Ma il valore aggiunto non è solo nei singoli dispositivi, quanto nella loro integrazione con il tachigrafo e con i dati generati dal veicolo. Queste informazioni, se correttamente raccolte e interpretate, possono diventare uno strumento concreto per migliorare organizzazione, sicurezza ed efficienza operativa.
Un esempio sono i nuovi tachigrafi DTCO 4.1 (Gen 2 Ver2), capaci di registrare anche attività come carico e scarico, oppure soluzioni telematiche come VDO Link, che consentono di monitorare posizione del veicolo, tempi di guida, manutenzione, consumi e altri parametri utili alla gestione della flotta.
Quanto è complessa l'installazione di questi sistemi e quali competenze sono richieste alle officine?
L’installazione richiede competenze specifiche, per questo VDO si affida a una rete di centri tecnici che hanno seguito un percorso formativo dedicato.
Questo approccio nasce non tanto perché l’installazione di questi dispositivi sia complicata, ma per garantire che tutto il processo - dal montaggio al collaudo della tecnologia - avvenga a regola d’arte e in tempi certi.
Vista la crescente complessità costruttiva dei veicoli, affidarsi a personale esperto e formato consente quindi di ridurre il fermo veicolo per il cliente.

Che ruolo possono svolgere le officine indipendenti e le reti di assistenza nell'adozione di queste soluzioni?
Le officine, siano esse indipendenti o già appartenenti ad altre reti di assistenza, sono fondamentali per la proposizione e l’installazione di queste tecnologie sui veicoli già in circolazione.
Hanno un ruolo centrale, perché sono il punto di contatto diretto con il territorio, conoscono la clientela e le sue necessità.

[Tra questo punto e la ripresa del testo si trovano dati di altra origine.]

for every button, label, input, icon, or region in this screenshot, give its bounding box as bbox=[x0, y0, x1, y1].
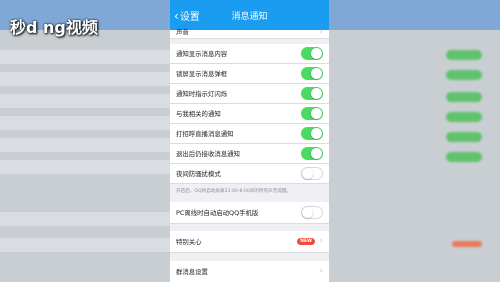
blurred-row bbox=[0, 160, 170, 174]
settings-row-led-blink[interactable]: 通知时指示灯闪烁 bbox=[170, 84, 329, 104]
toggle-knob bbox=[311, 148, 322, 159]
toggle-switch[interactable] bbox=[301, 47, 323, 60]
toggle-switch[interactable] bbox=[301, 147, 323, 160]
blurred-row bbox=[0, 116, 170, 130]
toggle-switch[interactable] bbox=[301, 206, 323, 219]
video-watermark: 秒d ng视频 bbox=[10, 18, 98, 37]
blurred-row bbox=[0, 138, 170, 152]
toggle-switch[interactable] bbox=[301, 127, 323, 140]
toggle-switch[interactable] bbox=[301, 87, 323, 100]
settings-row-greeting-live[interactable]: 打招呼直播消息通知 bbox=[170, 124, 329, 144]
blurred-row bbox=[0, 238, 170, 252]
blurred-row bbox=[0, 50, 170, 64]
blurred-toggle bbox=[446, 152, 482, 162]
chevron-right-icon: › bbox=[319, 266, 323, 276]
blurred-toggle bbox=[446, 112, 482, 122]
blurred-toggle bbox=[446, 92, 482, 102]
settings-row-pc-offline[interactable]: PC离线时自动启动QQ手机版 bbox=[170, 202, 329, 224]
toggle-knob bbox=[311, 108, 322, 119]
toggle-knob bbox=[311, 68, 322, 79]
toggle-knob bbox=[302, 207, 313, 218]
row-label: 声音 bbox=[176, 27, 189, 36]
settings-row-sound[interactable]: 声音 › bbox=[170, 27, 329, 39]
blurred-background-right bbox=[329, 0, 500, 282]
settings-row-show-content[interactable]: 通知显示消息内容 bbox=[170, 44, 329, 64]
night-mode-note: 开启后，QQ将自动屏蔽23:00-8:00间的所有声音提醒。 bbox=[176, 189, 292, 194]
settings-row-special-care[interactable]: 特别关心 NEW › bbox=[170, 231, 329, 253]
blurred-toggle bbox=[446, 132, 482, 142]
settings-row-group-messages[interactable]: 群消息设置 › bbox=[170, 261, 329, 282]
chevron-right-icon: › bbox=[319, 236, 323, 246]
blurred-navbar bbox=[329, 0, 500, 30]
blurred-toggle bbox=[446, 70, 482, 80]
chevron-right-icon: › bbox=[319, 27, 323, 37]
settings-row-night-mode[interactable]: 夜间防骚扰模式 bbox=[170, 164, 329, 184]
blurred-background-left bbox=[0, 0, 170, 282]
phone-screen: ‹ 设置 消息通知 声音 › 通知显示消息内容 锁屏显示消息弹框 通知时指示灯闪… bbox=[170, 0, 329, 282]
blurred-badge bbox=[452, 241, 482, 247]
toggle-switch[interactable] bbox=[301, 107, 323, 120]
settings-row-related-to-me[interactable]: 与我相关的通知 bbox=[170, 104, 329, 124]
page-title: 消息通知 bbox=[231, 12, 268, 22]
blurred-toggle bbox=[446, 50, 482, 60]
toggle-knob bbox=[311, 48, 322, 59]
toggle-knob bbox=[311, 88, 322, 99]
blurred-row bbox=[0, 72, 170, 86]
settings-row-lockscreen-popup[interactable]: 锁屏显示消息弹框 bbox=[170, 64, 329, 84]
toggle-switch[interactable] bbox=[301, 167, 323, 180]
toggle-knob bbox=[302, 168, 313, 179]
nav-bar: ‹ 设置 消息通知 bbox=[170, 0, 329, 30]
toggle-knob bbox=[311, 128, 322, 139]
new-badge: NEW bbox=[297, 238, 315, 245]
blurred-row bbox=[0, 94, 170, 108]
toggle-switch[interactable] bbox=[301, 67, 323, 80]
row-label: 群消息设置 bbox=[176, 268, 208, 276]
settings-row-receive-after-exit[interactable]: 退出后仍接收消息通知 bbox=[170, 144, 329, 164]
blurred-row bbox=[0, 212, 170, 226]
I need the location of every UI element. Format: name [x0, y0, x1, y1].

Possono diventare il canale privilegiato per proporre e installare le tecnologie retrofit sui veicoli già in circolazione e per questo motivo VDO sta lavorando per rafforzare la collaborazione con le officine e le reti di assistenza presenti sul territorio e lavorare in modo più strutturato e sinergico.
VDO supporta le officine con programmi di formazione o assistenza tecnica dedicati all'installazione e alla calibrazione dei sistemi?
Abbiamo una nostra scuola di alta formazione, la VDO Academy, dedicata al mondo dell’autotrasporto e rivolta ai diversi operatori che compongono la filiera.
L’offerta formativa comprende percorsi specifici per i centri tecnici, con corsi dedicati ad esempio alla calibrazione del tachigrafo e all'installazione dei dispositivi di telematica, ma anche formazione per gli autisti professionali, in linea con quanto previsto dal Decreto Dirigenziale 215/16 in materia di utilizzo del tachigrafo e normativa sui tempi di guida e riposo.
La proposta si rivolge inoltre alle aziende di trasporto, attraverso consulenze tecniche e normative sulla gestione degli autisti e sugli obblighi che le imprese devono affrontare quotidianamente.
L'obiettivo è comune: accompagnare officine e flotte nell'utilizzo corretto delle nuove tecnologie, mettendo a disposizione competenze tecniche e supporto specialistico.
Non va dimenticato il fattore umano, che resta però centrale: le competenze e l’esperienza delle persone che compongono il team Aumovio VDO rappresentano un elemento fondamentale per accompagnare clienti e operatori nell’adozione di queste nuove soluzioni.